Con la termica sono ragionamenti che non fai, ma siamo in una fase di transizione e quindi di cambio di mentalità. Quando l’elettrico diventerà di massa, sarà diverso. Comunque sia, batteria grossa e zero ansie.
A parer mio il vero scoglio da superare è il costo della ricariche pubbliche, assurde se comparate con Spagna o Francia, ma poi, come fa l’A22 ad offrire a 0,38?
Come dicevo in un post tempo fa non c’è neanche logica.
Ad esempio una 300 kW potrà pure costare più di una 50kW, ma come è possibile che si siano colonnine da 22 che costano più di una da 75? O peggio, una da 350/380 (Vedi Electra) che costino meno di altre 50-75?
Per gli alberghi & C. sarà il mercato a tracciare la strada, quando si renderanno conto che offrire la ricarica a costo equo fa la differenza tra avere o perdere il cliente, si vedrà.
Per la pianificazione, obiettivamente, inizialmente mi “spaventava” un pò, ma è solo questione di prendere le misure, poi vien da sè, senza patemi o tempo perso, tanto più se usi ABRP (anche gratis) che fa tutto lei …
C’è anche da mettere in conto la capacità dei singoli operatori. E quindi, il problema del vandalismo/furti non lo si può ridurre a zero, ma i modi per contrastarlo ci sono, certo, devi investire, così come deve investire qualsiasi imprenditore, che l’azienda sia grande o piccola.
Per lavorare servono gli strumenti del caso, loro proteggono i cavi, io dovevo fare altro.
Per il rientro dei costi, i super-top-manager spesso non mi sembrano molto capaci.
Se metti prezzi alti, la gente cambia operatore. Se il prezzo, non dico basso, ma perlomeno è equo ed ha una sua logica, la gente si ferma ed infatti ognuno ha i suoi gestori di riferimento.

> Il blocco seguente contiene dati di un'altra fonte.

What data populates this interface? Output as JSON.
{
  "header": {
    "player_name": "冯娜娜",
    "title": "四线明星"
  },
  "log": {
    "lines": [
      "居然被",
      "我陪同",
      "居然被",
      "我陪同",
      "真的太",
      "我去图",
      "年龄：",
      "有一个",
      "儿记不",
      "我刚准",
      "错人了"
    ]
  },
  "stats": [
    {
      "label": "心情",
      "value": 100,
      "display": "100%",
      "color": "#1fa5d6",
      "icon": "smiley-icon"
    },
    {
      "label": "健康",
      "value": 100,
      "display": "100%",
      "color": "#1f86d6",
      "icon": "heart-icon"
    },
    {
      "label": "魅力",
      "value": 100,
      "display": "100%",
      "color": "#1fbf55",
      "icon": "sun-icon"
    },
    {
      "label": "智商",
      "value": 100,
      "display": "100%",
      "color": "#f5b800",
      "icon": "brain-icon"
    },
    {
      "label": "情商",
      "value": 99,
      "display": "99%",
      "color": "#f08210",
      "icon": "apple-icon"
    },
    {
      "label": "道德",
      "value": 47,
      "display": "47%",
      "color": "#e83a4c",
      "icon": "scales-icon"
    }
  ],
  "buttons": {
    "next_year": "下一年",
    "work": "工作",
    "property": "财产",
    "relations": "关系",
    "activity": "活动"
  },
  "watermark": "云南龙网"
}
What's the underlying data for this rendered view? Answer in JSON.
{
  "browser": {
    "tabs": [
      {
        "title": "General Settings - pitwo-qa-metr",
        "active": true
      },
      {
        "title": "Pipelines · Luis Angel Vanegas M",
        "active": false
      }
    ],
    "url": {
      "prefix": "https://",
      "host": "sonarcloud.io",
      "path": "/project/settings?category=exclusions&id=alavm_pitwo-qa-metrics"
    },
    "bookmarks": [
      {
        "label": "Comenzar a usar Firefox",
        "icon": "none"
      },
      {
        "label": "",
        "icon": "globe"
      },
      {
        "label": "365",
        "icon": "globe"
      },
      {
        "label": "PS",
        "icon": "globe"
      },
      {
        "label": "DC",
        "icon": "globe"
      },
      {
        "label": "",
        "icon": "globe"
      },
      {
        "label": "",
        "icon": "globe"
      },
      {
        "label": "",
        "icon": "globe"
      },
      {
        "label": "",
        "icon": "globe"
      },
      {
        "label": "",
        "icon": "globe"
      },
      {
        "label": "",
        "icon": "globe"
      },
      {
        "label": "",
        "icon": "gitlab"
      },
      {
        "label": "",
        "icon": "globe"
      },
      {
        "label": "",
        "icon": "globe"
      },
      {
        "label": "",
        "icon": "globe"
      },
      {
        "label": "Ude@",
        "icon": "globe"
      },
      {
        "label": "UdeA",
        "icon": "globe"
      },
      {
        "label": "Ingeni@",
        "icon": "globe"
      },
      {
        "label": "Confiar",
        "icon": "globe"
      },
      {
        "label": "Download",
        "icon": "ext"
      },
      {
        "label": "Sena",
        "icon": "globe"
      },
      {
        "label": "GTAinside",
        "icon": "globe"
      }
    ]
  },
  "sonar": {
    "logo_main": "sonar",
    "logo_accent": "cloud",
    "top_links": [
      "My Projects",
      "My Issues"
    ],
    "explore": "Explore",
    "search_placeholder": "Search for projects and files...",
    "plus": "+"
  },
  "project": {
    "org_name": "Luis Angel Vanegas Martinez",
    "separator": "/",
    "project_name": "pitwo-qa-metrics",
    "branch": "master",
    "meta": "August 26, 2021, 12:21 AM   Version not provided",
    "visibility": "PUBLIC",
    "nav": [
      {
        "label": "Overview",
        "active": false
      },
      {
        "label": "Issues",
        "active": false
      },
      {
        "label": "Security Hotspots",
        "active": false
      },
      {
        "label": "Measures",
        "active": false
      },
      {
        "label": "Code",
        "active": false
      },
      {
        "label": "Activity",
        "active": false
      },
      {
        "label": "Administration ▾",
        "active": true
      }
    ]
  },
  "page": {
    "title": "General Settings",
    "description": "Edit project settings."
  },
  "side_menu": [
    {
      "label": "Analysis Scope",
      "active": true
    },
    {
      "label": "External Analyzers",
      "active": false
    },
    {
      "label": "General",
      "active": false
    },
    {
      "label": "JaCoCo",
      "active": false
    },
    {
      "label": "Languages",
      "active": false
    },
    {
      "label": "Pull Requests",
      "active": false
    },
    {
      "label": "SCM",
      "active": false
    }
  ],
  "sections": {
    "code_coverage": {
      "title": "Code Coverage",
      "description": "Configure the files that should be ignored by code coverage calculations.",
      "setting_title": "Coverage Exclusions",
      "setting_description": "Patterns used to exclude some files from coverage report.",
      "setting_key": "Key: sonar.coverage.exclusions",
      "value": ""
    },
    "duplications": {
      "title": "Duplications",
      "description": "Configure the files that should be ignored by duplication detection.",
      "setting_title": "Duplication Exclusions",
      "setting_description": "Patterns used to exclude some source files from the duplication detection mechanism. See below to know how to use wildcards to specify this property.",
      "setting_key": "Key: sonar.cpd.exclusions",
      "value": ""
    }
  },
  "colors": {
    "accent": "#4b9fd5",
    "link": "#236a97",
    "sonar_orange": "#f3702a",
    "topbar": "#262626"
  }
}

Quando poi capiranno di attrezzare un pochino le aree, anche meglio. una tettoria, magari solare, un bagno, un distributore di caffè o bevande, ad esempio….
Nel mio settore, ad esempio, non avevo i prezzi più bassi rispetto ai concorrenti, ma i servizi accessori facevano la differenza e se molti guardano solo il prezzo, molti altri guardano l’offerta nella sua interezza.